Peter Watts: "Mahlstrom"

Broschiert, 511 Seiten, € 10,30, Heyne 2009.

Sind Sie sicher, dass Sie weiterlesen möchten? Gut. Man hat eine Atombombe auf Beebe geworfen, um das Biotop des Virus zu vernichten, welches bei einem Ausbruch die gesamte Biosphäre auslöschen könnte. Auf die Besatzung der Station wurde dabei ebenso wenig Rücksicht genommen wie auf die Millionen Menschen, die der vom Atomschlag ausgelöste Tsunami an den Pazifikküsten tötete. βehemoth wird die Mikrobe genannt (und hoffentlich wird das jetzt von jedem Rechner richtig angezeigt: benannt nach dem biblischen Ungetüm, aber mit griechischem Buchstaben am Beginn, weil es sich gewissermaßen um eine "Beta-Version" des Lebens handelt). Doch Lenie Clarke und Ken Lubin haben überlebt - und speziell Lenie sinnt auf Rache, weil man sie nun einmal zu oft in ihrem Leben verscheißert hat. Als schwarze Meerjungfrau entsteigt sie dem Ozean und beginnt den in ihrem Körper angereicherten βehemoth zu verbreiten. Was dem Autor übrigens noch einige Probleme bereiten wird ...

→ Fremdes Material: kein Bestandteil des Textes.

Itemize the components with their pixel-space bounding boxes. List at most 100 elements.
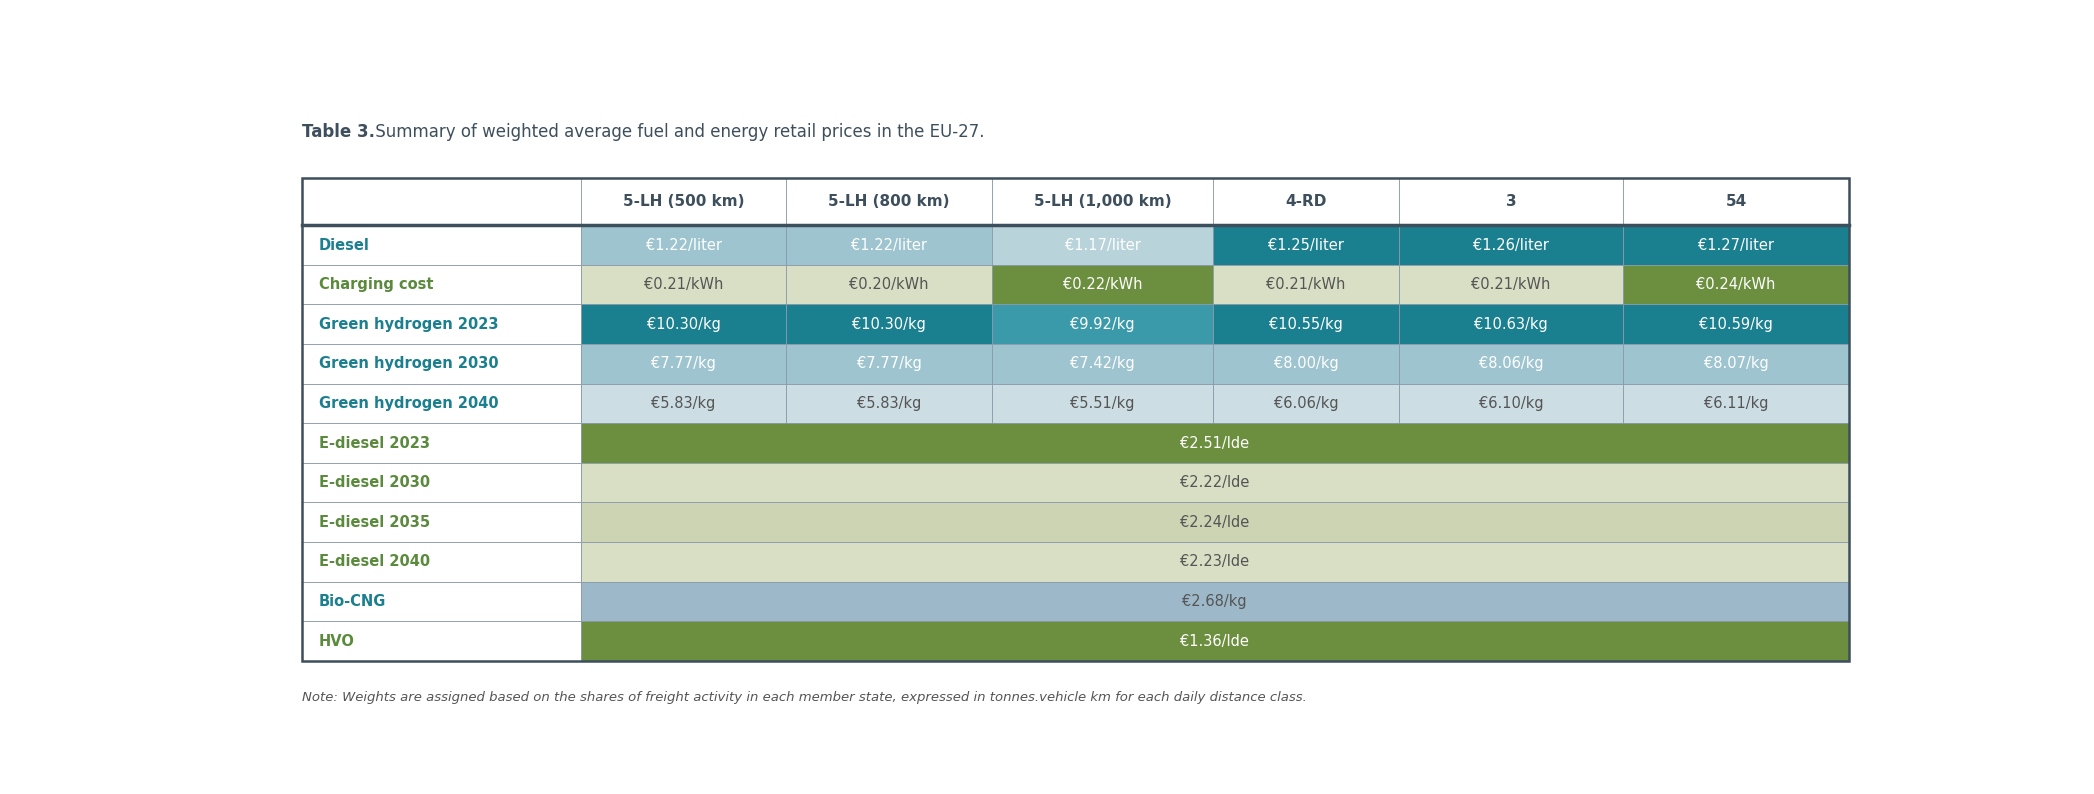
Text: Note: Weights are assigned based on the shares of freight activity in each membe: Note: Weights are assigned based on the … (302, 692, 1307, 704)
Text: €10.30/kg: €10.30/kg (852, 317, 926, 332)
Text: Diesel: Diesel (318, 237, 369, 252)
Bar (993, 225, 1212, 265)
Bar (580, 304, 787, 344)
Bar (787, 225, 993, 265)
Text: €1.36/lde: €1.36/lde (1181, 634, 1250, 649)
Text: €5.51/kg: €5.51/kg (1070, 396, 1135, 411)
Text: 5-LH (1,000 km): 5-LH (1,000 km) (1034, 194, 1171, 209)
Bar (302, 463, 580, 503)
Text: E-diesel 2023: E-diesel 2023 (318, 436, 429, 450)
Text: Summary of weighted average fuel and energy retail prices in the EU-27.: Summary of weighted average fuel and ene… (371, 123, 984, 141)
Bar (580, 582, 1849, 621)
Bar (787, 265, 993, 304)
Text: €0.21/kWh: €0.21/kWh (1472, 277, 1552, 292)
Bar (580, 178, 787, 225)
Text: 5-LH (500 km): 5-LH (500 km) (622, 194, 743, 209)
Text: €9.92/kg: €9.92/kg (1070, 317, 1135, 332)
Bar (580, 423, 1849, 463)
Text: €0.21/kWh: €0.21/kWh (643, 277, 722, 292)
Bar (580, 463, 1849, 503)
Text: €10.59/kg: €10.59/kg (1698, 317, 1774, 332)
Bar (1212, 344, 1399, 384)
Bar (787, 384, 993, 423)
Text: Green hydrogen 2030: Green hydrogen 2030 (318, 357, 498, 372)
Bar (1623, 225, 1849, 265)
Text: €1.26/liter: €1.26/liter (1472, 237, 1550, 252)
Bar (1399, 344, 1623, 384)
Bar (302, 503, 580, 542)
Bar (1212, 304, 1399, 344)
Bar (1399, 178, 1623, 225)
Text: E-diesel 2030: E-diesel 2030 (318, 475, 429, 490)
Bar (302, 542, 580, 582)
Bar (1399, 304, 1623, 344)
Bar (787, 178, 993, 225)
Bar (580, 265, 787, 304)
Text: €1.27/liter: €1.27/liter (1698, 237, 1774, 252)
Text: Green hydrogen 2040: Green hydrogen 2040 (318, 396, 498, 411)
Text: Charging cost: Charging cost (318, 277, 433, 292)
Bar (302, 344, 580, 384)
Text: €1.25/liter: €1.25/liter (1269, 237, 1344, 252)
Text: €1.17/liter: €1.17/liter (1064, 237, 1141, 252)
Bar (1623, 304, 1849, 344)
Bar (580, 542, 1849, 582)
Text: €8.00/kg: €8.00/kg (1273, 357, 1338, 372)
Bar (302, 178, 580, 225)
Bar (993, 178, 1212, 225)
Bar (302, 304, 580, 344)
Text: €6.11/kg: €6.11/kg (1705, 396, 1767, 411)
Text: Bio-CNG: Bio-CNG (318, 594, 385, 609)
Text: €5.83/kg: €5.83/kg (856, 396, 921, 411)
Text: €2.24/lde: €2.24/lde (1181, 515, 1250, 530)
Text: E-diesel 2040: E-diesel 2040 (318, 554, 429, 569)
Text: €1.22/liter: €1.22/liter (645, 237, 722, 252)
Text: 5-LH (800 km): 5-LH (800 km) (829, 194, 951, 209)
Text: €0.24/kWh: €0.24/kWh (1696, 277, 1776, 292)
Bar (302, 265, 580, 304)
Text: 3: 3 (1506, 194, 1516, 209)
Text: €6.10/kg: €6.10/kg (1478, 396, 1543, 411)
Text: Green hydrogen 2023: Green hydrogen 2023 (318, 317, 498, 332)
Bar (1623, 178, 1849, 225)
Bar (580, 384, 787, 423)
Bar (993, 344, 1212, 384)
Text: €10.63/kg: €10.63/kg (1474, 317, 1547, 332)
Bar (1212, 384, 1399, 423)
Bar (1623, 265, 1849, 304)
Bar (1212, 225, 1399, 265)
Bar (1399, 265, 1623, 304)
Bar (580, 503, 1849, 542)
Text: €2.23/lde: €2.23/lde (1181, 554, 1250, 569)
Text: €1.22/liter: €1.22/liter (852, 237, 928, 252)
Bar (787, 304, 993, 344)
Text: €0.21/kWh: €0.21/kWh (1267, 277, 1346, 292)
Bar (580, 225, 787, 265)
Bar (580, 621, 1849, 661)
Text: €2.68/kg: €2.68/kg (1183, 594, 1248, 609)
Bar (302, 621, 580, 661)
Text: €2.51/lde: €2.51/lde (1181, 436, 1250, 450)
Text: Table 3.: Table 3. (302, 123, 375, 141)
Text: 54: 54 (1725, 194, 1746, 209)
Text: €5.83/kg: €5.83/kg (651, 396, 716, 411)
Text: E-diesel 2035: E-diesel 2035 (318, 515, 429, 530)
Text: €6.06/kg: €6.06/kg (1273, 396, 1338, 411)
Bar (302, 582, 580, 621)
Bar (993, 304, 1212, 344)
Text: €0.20/kWh: €0.20/kWh (850, 277, 930, 292)
Bar (993, 265, 1212, 304)
Bar (580, 344, 787, 384)
Text: €2.22/lde: €2.22/lde (1181, 475, 1250, 490)
Bar (1399, 225, 1623, 265)
Text: €7.42/kg: €7.42/kg (1070, 357, 1135, 372)
Text: €0.22/kWh: €0.22/kWh (1064, 277, 1143, 292)
Bar (302, 225, 580, 265)
Bar (302, 384, 580, 423)
Text: €8.07/kg: €8.07/kg (1705, 357, 1767, 372)
Text: €10.55/kg: €10.55/kg (1269, 317, 1342, 332)
Bar (993, 384, 1212, 423)
Text: 4-RD: 4-RD (1286, 194, 1328, 209)
Bar (302, 423, 580, 463)
Bar (1399, 384, 1623, 423)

Die Verhältnisse an der Erdoberfläche sind sogar noch schlimmer, als man sich anhand der Andeutungen in Band 1 ausgemalt hat: Die Erde ist eine kranke, brutale, völlig kaputte Welt - im Vergleich dazu wirkt sie in John Brunners "The Sheep Look Up" wie ein Naturschutzpark. Längst werden Epidemien und Umweltzerstörungen nicht mehr ursächlich behandelt, sondern nur noch eingedämmt. Die fortschreitende Parzellierung von N'AmPaz (also Nordamerika) in Sperrgebiete und Quarantänezonen ermöglicht rücksichtsloses Durchgreifen. Müssen 100.000 Menschen geopfert werden, um eine Million andere zu retten, wird dies ohne mit der Wimper zu zucken getan. Und das alles wohlgemerkt, noch bevor βehemoth die Szene betritt. Der für die Behörde BRIKS - allgemein nur Entropie-Patrouille genannt - arbeitende Achilles Desjardins ist einer, der Tag für Tag solche unmenschlichen Entscheidungen zu treffen hat - dank pharmakologischer Manipulation seines Gehirns bereitet ihm dies keinerlei Probleme. Weit weniger jedenfalls als Sou-Hon Perreault, die per Online-Verbindung Mechfliegen durch Katastrophengebiete steuert, wo Flüchtlinge gefüttert und mit in der Nahrung enthaltenen Drogen ruhig gestellt werden.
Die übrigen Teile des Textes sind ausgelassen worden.